Success, Happiness, and Satisfaction

People usually define success in one of two ways. They either describe themselves as successful when they have obtained material wealth such as money and fame, or they see themselves as success when they are happy and content in the life they are living. Being of a mindset that rejects the concept of simplistic or easily attainable satisfaction, I tend to see success as something outside either idea. When I analyze my satisfaction, I usually find myself questioning how I could have pushed things further, how I could have altered certain details of a piece to suit my aesthetic in a more effective way. When I return to an idea and make those alterations, when I’ve worked past the first completion and recreated something again and again until I can’t find a thing left to change, that is when I’m satisfied, and that is when I am successful.

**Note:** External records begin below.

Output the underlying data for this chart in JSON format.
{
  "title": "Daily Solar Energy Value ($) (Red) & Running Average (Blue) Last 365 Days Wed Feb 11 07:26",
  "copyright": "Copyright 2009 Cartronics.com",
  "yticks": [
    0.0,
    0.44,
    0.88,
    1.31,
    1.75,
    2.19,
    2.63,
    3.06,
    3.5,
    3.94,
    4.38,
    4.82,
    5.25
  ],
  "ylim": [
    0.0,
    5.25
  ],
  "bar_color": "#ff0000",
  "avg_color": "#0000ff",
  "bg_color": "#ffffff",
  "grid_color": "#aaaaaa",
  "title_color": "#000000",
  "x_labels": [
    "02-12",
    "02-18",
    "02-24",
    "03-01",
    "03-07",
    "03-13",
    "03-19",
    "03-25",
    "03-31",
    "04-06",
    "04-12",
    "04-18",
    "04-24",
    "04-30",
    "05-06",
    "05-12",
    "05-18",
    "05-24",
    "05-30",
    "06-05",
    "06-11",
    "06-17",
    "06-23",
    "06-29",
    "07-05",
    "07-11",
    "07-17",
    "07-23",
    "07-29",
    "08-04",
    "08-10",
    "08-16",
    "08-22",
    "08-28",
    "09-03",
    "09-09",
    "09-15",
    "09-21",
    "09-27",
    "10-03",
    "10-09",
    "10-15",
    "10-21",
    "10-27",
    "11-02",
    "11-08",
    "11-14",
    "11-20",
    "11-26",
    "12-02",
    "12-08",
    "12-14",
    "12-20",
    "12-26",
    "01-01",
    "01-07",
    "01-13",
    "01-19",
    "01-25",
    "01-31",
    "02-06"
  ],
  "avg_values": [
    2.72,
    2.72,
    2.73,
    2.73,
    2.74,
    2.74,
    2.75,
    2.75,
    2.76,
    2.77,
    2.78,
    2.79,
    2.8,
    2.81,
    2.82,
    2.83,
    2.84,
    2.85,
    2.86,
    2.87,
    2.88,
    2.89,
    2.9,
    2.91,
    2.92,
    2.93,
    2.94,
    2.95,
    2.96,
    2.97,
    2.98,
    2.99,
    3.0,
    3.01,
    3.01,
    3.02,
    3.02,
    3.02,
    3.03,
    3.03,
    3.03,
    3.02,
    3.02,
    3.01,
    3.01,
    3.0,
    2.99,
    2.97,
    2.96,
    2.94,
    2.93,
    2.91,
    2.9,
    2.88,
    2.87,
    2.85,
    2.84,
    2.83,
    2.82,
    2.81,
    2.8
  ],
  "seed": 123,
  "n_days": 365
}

Sometimes I am presented with the objection that this is not a healthy way to live. How can I be happy if I am never satisfied? Satisfaction and success may play hand in hand for me, but my happiness is not dependent on either one. Most things in life are not as grand or beautiful as the way they are portrayed in books or on film, but it doesn’t mean that experiencing them didn’t make me happy, even if it wasn’t quite what I had expected or hoped it to be. Anything can fall short of your greatest desire and still make you incredibly happy. Satisfaction is neither good nor bad, and used the wrong way it can be very dangerous, but used correctly and it can make you more successful than you ever imagined.

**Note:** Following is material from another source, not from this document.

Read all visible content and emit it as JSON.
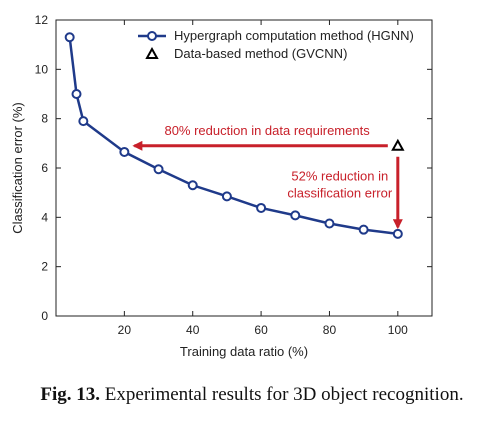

My dad grew up wanting to be a full-time musician. I grew up watching him working as an accountant. Of course, he still plays guitar and performs for an audience, just not in the scale that he would have imagined when he was in high school and college. However, I was raised seeing my dad happy to be doing what he was doing, working hard to always improve, and finding success after repeating a series of chords over and over again until he got it right. He then works harder again. He doesn’t allow himself to be satisfied, he works hard, then he works harder, and that’s what I strive to do. That is my definition of success.